Marriage and Taxes: What All Couples Need to Know
Published July 05, 2013
The Supreme Court ruling striking down the federal Defense of Marriage Act (DOMA) means that married gay couples who, for federal purposes, were required to file as single individuals will now be allowed to file as married couples. Let the tax filings begin!
This ruling opens a new avenue of tax savings that were previously denied to gay couples. I would suggest to every gay married couple that they sit down with a tax professional to find out exactly how this ruling impacts their tax liability and to find out if married filing joint or married filing separate is the best route to take.

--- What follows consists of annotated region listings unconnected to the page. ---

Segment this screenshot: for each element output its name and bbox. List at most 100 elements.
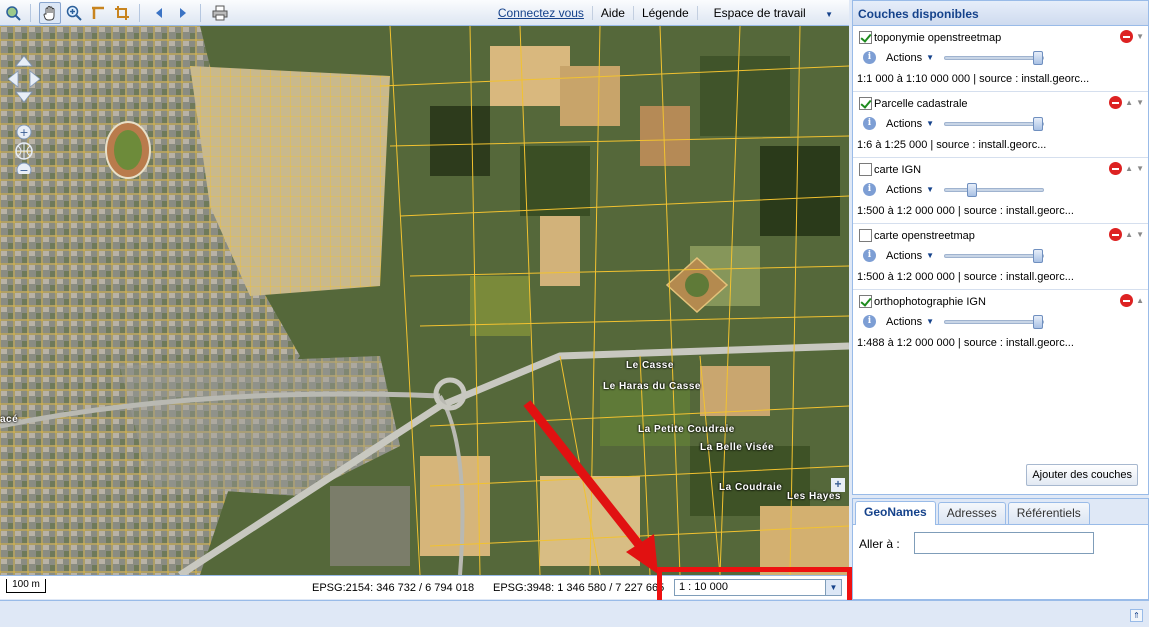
move-down-icon[interactable]: ▼ <box>1136 98 1144 107</box>
opacity-slider[interactable] <box>944 314 1044 329</box>
overview-map-toggle-icon[interactable]: + <box>831 478 845 492</box>
measure-distance-icon[interactable] <box>87 2 109 24</box>
search-tabs: GeoNames Adresses Référentiels <box>853 499 1148 525</box>
remove-layer-icon[interactable] <box>1120 294 1134 307</box>
map-label: La Belle Visée <box>700 442 775 453</box>
info-icon[interactable]: i <box>863 51 876 64</box>
info-icon[interactable]: i <box>863 315 876 328</box>
toolbar-separator <box>139 3 140 22</box>
chevron-down-icon: ▼ <box>926 185 934 194</box>
search-panel: GeoNames Adresses Référentiels Aller à : <box>852 498 1149 600</box>
actions-menu[interactable]: Actions <box>886 118 922 130</box>
pan-hand-icon[interactable] <box>39 1 61 24</box>
history-forward-icon[interactable] <box>172 2 194 24</box>
remove-layer-icon[interactable] <box>1109 96 1123 109</box>
legend-link[interactable]: Légende <box>634 6 697 20</box>
layers-panel-title: Couches disponibles <box>853 1 1148 26</box>
move-down-icon[interactable]: ▼ <box>1136 32 1144 41</box>
goto-label: Aller à : <box>859 537 900 551</box>
top-links: Connectez vous Aide Légende Espace de tr… <box>498 0 841 26</box>
collapse-up-icon[interactable]: ⇑ <box>1130 609 1143 622</box>
coords-epsg2154: EPSG:2154: 346 732 / 6 794 018 <box>312 582 475 594</box>
move-up-icon[interactable]: ▲ <box>1125 164 1133 173</box>
opacity-slider[interactable] <box>944 50 1044 65</box>
goto-input[interactable] <box>914 532 1094 554</box>
remove-layer-icon[interactable] <box>1120 30 1134 43</box>
info-icon[interactable]: i <box>863 117 876 130</box>
layer-item: orthophotographie IGN ▲ i Actions ▼ 1:488 … <box>853 290 1148 356</box>
map-toolbar: Connectez vous Aide Légende Espace de tr… <box>0 0 849 26</box>
tab-referentiels[interactable]: Référentiels <box>1007 502 1090 524</box>
move-up-icon[interactable]: ▲ <box>1125 230 1133 239</box>
info-icon[interactable]: i <box>863 249 876 262</box>
opacity-slider-thumb[interactable] <box>1033 116 1043 131</box>
opacity-slider-thumb[interactable] <box>1033 314 1043 329</box>
layer-visibility-checkbox[interactable] <box>859 229 872 242</box>
add-layers-button[interactable]: Ajouter des couches <box>1026 464 1138 486</box>
opacity-slider[interactable] <box>944 248 1044 263</box>
layer-info: 1:500 à 1:2 000 000 | source : install.g… <box>857 205 1074 217</box>
tab-adresses[interactable]: Adresses <box>937 502 1006 524</box>
workspace-label: Espace de travail <box>713 6 806 20</box>
login-link[interactable]: Connectez vous <box>498 6 584 20</box>
layer-item: carte openstreetmap ▲ ▼ i Actions ▼ 1:500 à… <box>853 224 1148 290</box>
move-up-icon[interactable]: ▲ <box>1136 296 1144 305</box>
map-label: Le Haras du Casse <box>603 381 701 392</box>
chevron-down-icon: ▼ <box>926 119 934 128</box>
move-up-icon[interactable]: ▲ <box>1125 98 1133 107</box>
chevron-down-icon: ▼ <box>926 251 934 260</box>
info-icon[interactable]: i <box>863 183 876 196</box>
opacity-slider[interactable] <box>944 116 1044 131</box>
layer-visibility-checkbox[interactable] <box>859 97 872 110</box>
remove-layer-icon[interactable] <box>1109 162 1123 175</box>
actions-menu[interactable]: Actions <box>886 184 922 196</box>
layer-item: toponymie openstreetmap ▼ i Actions ▼ 1:1 … <box>853 26 1148 92</box>
toolbar-separator <box>30 3 31 22</box>
map-canvas[interactable]: + − + Le Casse Le Haras du Casse La Peti… <box>0 26 849 575</box>
actions-menu[interactable]: Actions <box>886 250 922 262</box>
layer-name: Parcelle cadastrale <box>874 97 968 110</box>
opacity-slider[interactable] <box>944 182 1044 197</box>
svg-text:−: − <box>19 164 28 174</box>
layers-panel: Couches disponibles toponymie openstreet… <box>852 0 1149 495</box>
zoom-extent-icon[interactable] <box>2 2 24 24</box>
svg-text:+: + <box>19 126 28 139</box>
layer-visibility-checkbox[interactable] <box>859 295 872 308</box>
chevron-down-icon[interactable]: ▼ <box>825 580 841 595</box>
toolbar-separator <box>200 3 201 22</box>
layer-name: carte openstreetmap <box>874 229 975 242</box>
actions-menu[interactable]: Actions <box>886 316 922 328</box>
actions-menu[interactable]: Actions <box>886 52 922 64</box>
layer-name: orthophotographie IGN <box>874 295 986 308</box>
status-bar: 100 m EPSG:2154: 346 732 / 6 794 018 EPS… <box>0 575 849 599</box>
measure-area-icon[interactable] <box>111 2 133 24</box>
layer-name: toponymie openstreetmap <box>874 31 1002 44</box>
move-down-icon[interactable]: ▼ <box>1136 164 1144 173</box>
layer-visibility-checkbox[interactable] <box>859 31 872 44</box>
opacity-slider-thumb[interactable] <box>967 182 977 197</box>
layer-info: 1:6 à 1:25 000 | source : install.georc.… <box>857 139 1047 151</box>
help-link[interactable]: Aide <box>593 6 633 20</box>
scale-select-value: 1 : 10 000 <box>679 581 728 593</box>
map-label: La Coudraie <box>719 482 783 493</box>
map-label: Le Casse <box>626 360 674 371</box>
map-label: La Petite Coudraie <box>638 424 735 435</box>
move-down-icon[interactable]: ▼ <box>1136 230 1144 239</box>
pan-arrows-icon[interactable] <box>7 55 41 103</box>
layer-info: 1:500 à 1:2 000 000 | source : install.g… <box>857 271 1074 283</box>
scale-select[interactable]: 1 : 10 000 ▼ <box>674 579 842 596</box>
layer-info: 1:488 à 1:2 000 000 | source : install.g… <box>857 337 1074 349</box>
chevron-down-icon: ▼ <box>926 317 934 326</box>
history-back-icon[interactable] <box>148 2 170 24</box>
zoom-in-icon[interactable] <box>63 2 85 24</box>
print-icon[interactable] <box>209 2 231 24</box>
opacity-slider-thumb[interactable] <box>1033 248 1043 263</box>
layer-visibility-checkbox[interactable] <box>859 163 872 176</box>
remove-layer-icon[interactable] <box>1109 228 1123 241</box>
map-label: acé <box>0 414 19 425</box>
map-label: Les Hayes <box>787 491 841 502</box>
workspace-menu[interactable]: Espace de travail ▼ <box>698 6 841 20</box>
tab-geonames[interactable]: GeoNames <box>855 501 936 525</box>
chevron-down-icon: ▼ <box>825 10 833 19</box>
opacity-slider-thumb[interactable] <box>1033 50 1043 65</box>
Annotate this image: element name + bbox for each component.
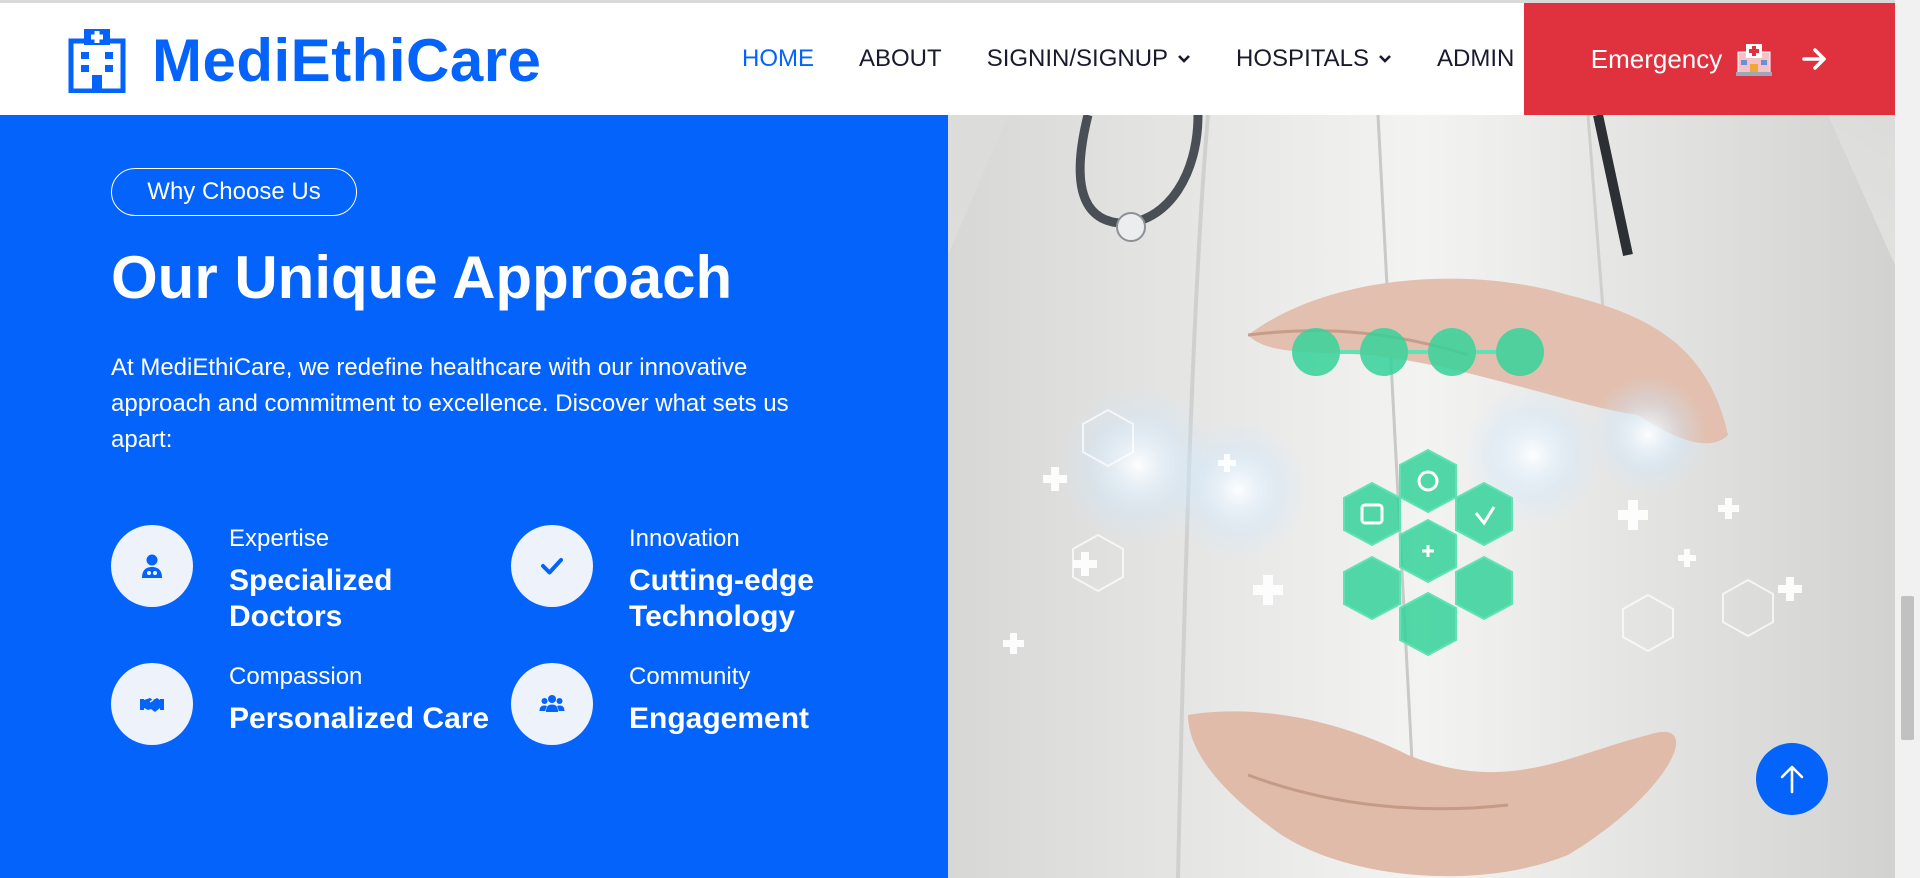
emergency-label: Emergency xyxy=(1590,43,1723,74)
nav-home[interactable]: HOME xyxy=(742,45,814,73)
feature-title: Specialized Doctors xyxy=(229,564,393,633)
feature-text: Expertise Specialized Doctors xyxy=(229,525,429,635)
nav-about[interactable]: ABOUT xyxy=(859,45,942,73)
section-description: At MediEthiCare, we redefine healthcare … xyxy=(111,354,789,453)
feature-expertise: Expertise Specialized Doctors xyxy=(111,525,429,635)
feature-text: Innovation Cutting-edge Technology xyxy=(629,525,839,635)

Here are some basic tax tips, not just for gay couples, but for all newlyweds out there:
- Couples need to evaluate if filing together as married filing joint is the optimal filing status. Using last year’s tax returns is usually close enough to determining this year’s outcome. However, if there are any current year transactions that will impact your taxes, make sure to take that into account. Usually you will derive a greater benefit with a married filing joint status, however, the combination of both taxable incomes may throw you into a bigger tax bracket and you want to be ready for this. This is especially the case if one of the parties has been filing as Head of Household with dependents and enjoying the Earned Income Tax Credit.
- You may discover that you are now able to itemize deductions rather than taking the lowly standard deduction. If this is the case, begin tracking the following expenses in order to maximize your itemized deductions next tax season: vehicle registration fees, property taxes, mortgage interest, medical expenses, cash and noncash charitable contributions, union dues, unreimbursed employee business expenses, gambling losses to the extent of winnings, financial management and advisory fees, cost of tax preparation software, tax planning and preparation fees.
- If you find your liability will be greater as a married couple and you work for W2 wages, file a new Form W4 with your employer to take fewer exemptions. This will decrease your take home pay, but you will not have an ugly surprise next April 15. Use the IRS Withholding Calculator to see how many exemptions you should claim.
- If you change your name, be sure to call the Social Security Administration at 1.800.772.1213 or visit your local SSA office with a copy of your marriage certificate and birth certificate in order to get a new Social Security card. You will be required to file Form SS-5 Application for Social Security Card.
- If you weren’t previously living together, you should update this information with your employer to ensure that you receive your W2 form at the correct address next January. Also, if you change your address, you need to let the IRS know. File IRS Form 8822.
- It doesn’t matter when you get married this year. If you are married as of December 31, that’s your marital status for the entire year.
Congratulations and best wishes for a wonderful life together!